Karin Bocks Beitrag geht von H.H. Krügers Konzept einer Kritischen Erziehungswissenschaft aus, das schon vor 20 Jahren die Wechselwirkungen zwischen den Krisenphänomenen einer postmodernen Risikogesellschaft und den selbstreflexiv gewordenen Erziehungsverhältnissen thematisierte und als Theorie einer neu zu denkenden Schule entwarf. Diese müsse Kinder und Jugendliche befähigen, sich „in wachsendem Maße vom unmittelbaren Zwang der gegebenen Verhältnisse zu befreien und an der aktiven Veränderung der Realität mitzuwirken […]“ (104). Bock bezieht dieses emanzipatorische Programm auf die institutionellen Kooperationsanforderungen an Schule und Jugendhilfe und übernimmt es zugleich als Theorie- und Forschungsprogramm der Kinder- und Jugendhilfeforschung. Jugendhilfe soll so als „flexible Lern-, Lebens- und Bildungswelt“ beschreibbar werden, „mit der es möglich wird, gesellschaftliche Partizipation und demokratische Grundstrukturen einzuüben und auszuprobieren“ (122). Ob Jugendhilfe damit strukturell überfordert sein könnte, wird nicht gefragt. Und allgemeiner frage ich mich, ob es genügt, als Theorie- und Forschungsprogramm Sozialer Arbeit begründende Analysen des von ihr Geforderten zu liefern, wenn sie nicht auch realistisch beschreibt, was sie selbst dafür leisten kann und was nicht.

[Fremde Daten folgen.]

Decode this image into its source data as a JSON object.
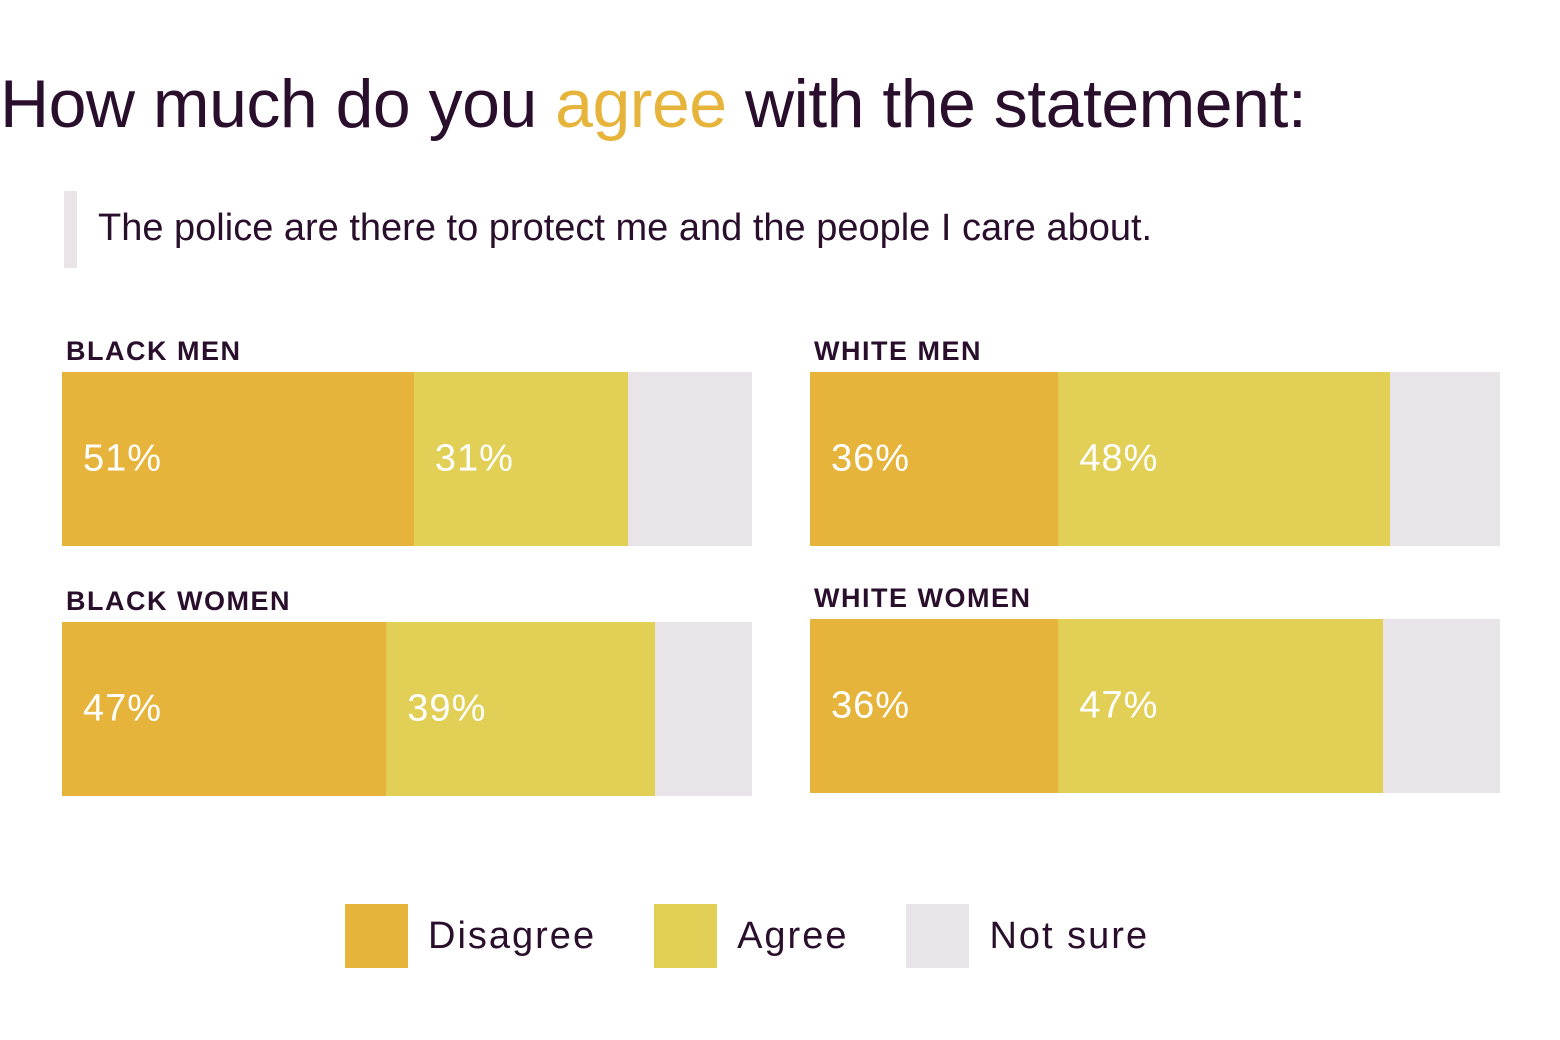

Die folgenden Beiträge bleiben in dieser Hinsicht eher am Boden. V. Wensierski und Grunert liefern zum Thema „Jugendbildung im Modernisierungsprozess“ eine Analyse der begrenzten Beiträge, welche Ganztags-Schulmodelle einerseits und Jugendarbeit bzw. außerschulische Jugendbildung andererseits für eine „Ganztagsbildung“ leisten können. Auch dies endet allerdings mit der vielleicht allzu optimistischen Einschätzung, dass hierfür „sukzessiv integrale Konzepte entwickelt und durchgesetzt werden“ (131). Das bleibt abzuwarten.
Erst der nachfolgende Artikel von Werner Helsper zum „Bedeutungswandel der Schule für Jugendleben und Jugendbiographie“ liefert das theoretische Rüstzeug, um die Chancen und Grenzen des beschworenen Reformprozesses einschätzen zu können: Nämlich aus der Analyse der sich zuspitzenden Ambivalenzen des Verhältnisses von Schule und Jugendleben. In einem souveränen Forschungsbericht wird einerseits die immer größer gewordene Bedeutung der Schule sowohl für die Verteilung gesellschaftlicher Chancen als auch für die Konstitution jugendkultureller Milieus (und deren Spaltung in Schülerleben und autonome Freizeitmilieus) gezeigt; andererseits wird sichtbar gemacht, wieso sich das Spannungsverhältnis von Schule und Jugendkulturen auch in negative Gegenseitigkeit verstricken kann. Nicole Pfaffs nachfolgender Beitrag „Zum Verhältnis von Schule und Jugendkultur: Entfaltungskontext und Gegenwelt“ liefert dafür empirische Belege. Sie rekonstruiert aus Gruppengesprächen mit unterschiedlichen Schülerszenen den Ansatz einer Typologie von Umgangsweisen von Schülern mit Schule – wie mit gesellschaftlichen Chancen.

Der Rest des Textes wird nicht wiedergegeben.